In terms of cost of living, Atlanta is fairly middle-of-the-road, having the fourth-highest score for our cost-of-living index in the top 10, almost 2% higher than the national average.
8. Minneapolis-St. Paul-Bloomington, Minnesota/Wisconsin
The metro area encompassing the Twin Cities and the Bloomington area across Minnesota and Wisconsin may be cold, but that doesn’t mean the creative juices can’t still get going. As with many of the cities on our list, graphic designers are very much in demand, with 4,820 people there employed in that profession. This metro area is also home to about 2,390 editors, along with 950 writers and authors. Cost of living, though, is fairly high – the second-highest in our top 10 and ranking within the top 25 of the total 182 places in our study – at about 6% above the national average.
9. Durham-Chapel Hill, North Carolina
The Durham-Chapel Hill, North Carolina metropolitan area actually has three schools in it – Duke, the University of North Carolina and North Carolina State. It also boasts the second-lowest cost-of-living index score in our top 10. Its jobs score is not as good, coming in last in our top 10, at approximately 73 workers employed in creative professions per 10,000 workers.
Graphic designers and postsecondary arts teachers are both jobs with many opportunities. There are also more than 400 people combined across both professions.
10. Kansas City, Missouri/Kansas
The final entry on our list is the Kansas City, Missouri and Kansas City, Kansas metro area. This metropolis has the fourth-lowest cost-of-living rank (approximately 5% below the national average) but the second-lowest concentration of people employed in creative jobs (approximately 77 people per 10,000 workers) in our top 10.

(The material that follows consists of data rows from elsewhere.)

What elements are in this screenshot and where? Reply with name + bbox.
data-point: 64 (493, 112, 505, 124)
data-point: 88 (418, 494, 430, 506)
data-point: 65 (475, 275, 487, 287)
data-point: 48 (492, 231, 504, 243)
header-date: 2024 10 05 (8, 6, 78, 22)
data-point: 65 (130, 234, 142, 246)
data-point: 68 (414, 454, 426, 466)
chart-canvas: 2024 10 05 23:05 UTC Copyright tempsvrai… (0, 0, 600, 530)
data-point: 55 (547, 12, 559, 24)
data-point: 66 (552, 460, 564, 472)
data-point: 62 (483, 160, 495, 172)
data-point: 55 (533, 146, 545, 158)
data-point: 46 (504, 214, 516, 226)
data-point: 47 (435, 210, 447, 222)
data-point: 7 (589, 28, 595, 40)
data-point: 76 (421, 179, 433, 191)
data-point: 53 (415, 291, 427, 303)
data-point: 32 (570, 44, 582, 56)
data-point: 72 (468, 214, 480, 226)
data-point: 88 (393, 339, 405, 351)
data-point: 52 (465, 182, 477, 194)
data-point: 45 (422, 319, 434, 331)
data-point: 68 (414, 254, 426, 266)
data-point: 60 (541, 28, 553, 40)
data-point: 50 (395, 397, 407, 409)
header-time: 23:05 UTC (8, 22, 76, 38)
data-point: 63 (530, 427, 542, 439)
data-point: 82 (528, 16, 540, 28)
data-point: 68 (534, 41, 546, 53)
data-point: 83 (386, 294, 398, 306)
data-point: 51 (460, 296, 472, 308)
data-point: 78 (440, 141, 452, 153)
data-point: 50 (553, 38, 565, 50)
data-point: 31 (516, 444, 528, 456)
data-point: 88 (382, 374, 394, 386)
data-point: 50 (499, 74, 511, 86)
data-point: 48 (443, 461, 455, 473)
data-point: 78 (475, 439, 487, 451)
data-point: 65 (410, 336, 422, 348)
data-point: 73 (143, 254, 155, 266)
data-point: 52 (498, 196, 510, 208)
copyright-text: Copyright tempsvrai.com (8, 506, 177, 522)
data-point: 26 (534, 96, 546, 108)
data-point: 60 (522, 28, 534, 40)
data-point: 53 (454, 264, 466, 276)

Graphic design is again a popular gig, with 2,130 people with this job. There are 1,270 architects living in this area, followed by a concentration of 600 floral designers.
Data and Methodology
To determine our list of the best places in the country for creatives to live, we looked at 182 metro areas for which we had data. Specifically, we compared them across two metrics:
- Number of jobs for creatives. We found the total number of creative jobs per 10,000 jobs, using the following 28 jobs as creatives: art directors; craft artists; fine artists, including painters, sculptors and illustrators; multimedia artists and animators; all other artists and related workers; commercial and industrial designers; floral designers; graphic designers; interior designers; set and exhibit designers; all other designers; actors; producers and directors; choreographers; music directors and composers; musicians and singers; all other entertainers and performers, sports and related workers; editors; writers and authors; sound engineering technicians; photographers; film and video editors; dancers; fashion designers; reporters and correspondents; postsecondary art, drama and music teachers; curators and architects. Information comes from the Bureau of Labor Statistics and is from May 2018.
- Cost of living. The Cost of Living Index measures relative price levels for consumer goods and services in participating areas. The average for all participating places, both metropolitan and nonmetropolitan, equals 100, and each participant’s index is read as a percentage of the average for all places. Data comes from the Bureau of Labor Statistics and is for 2018.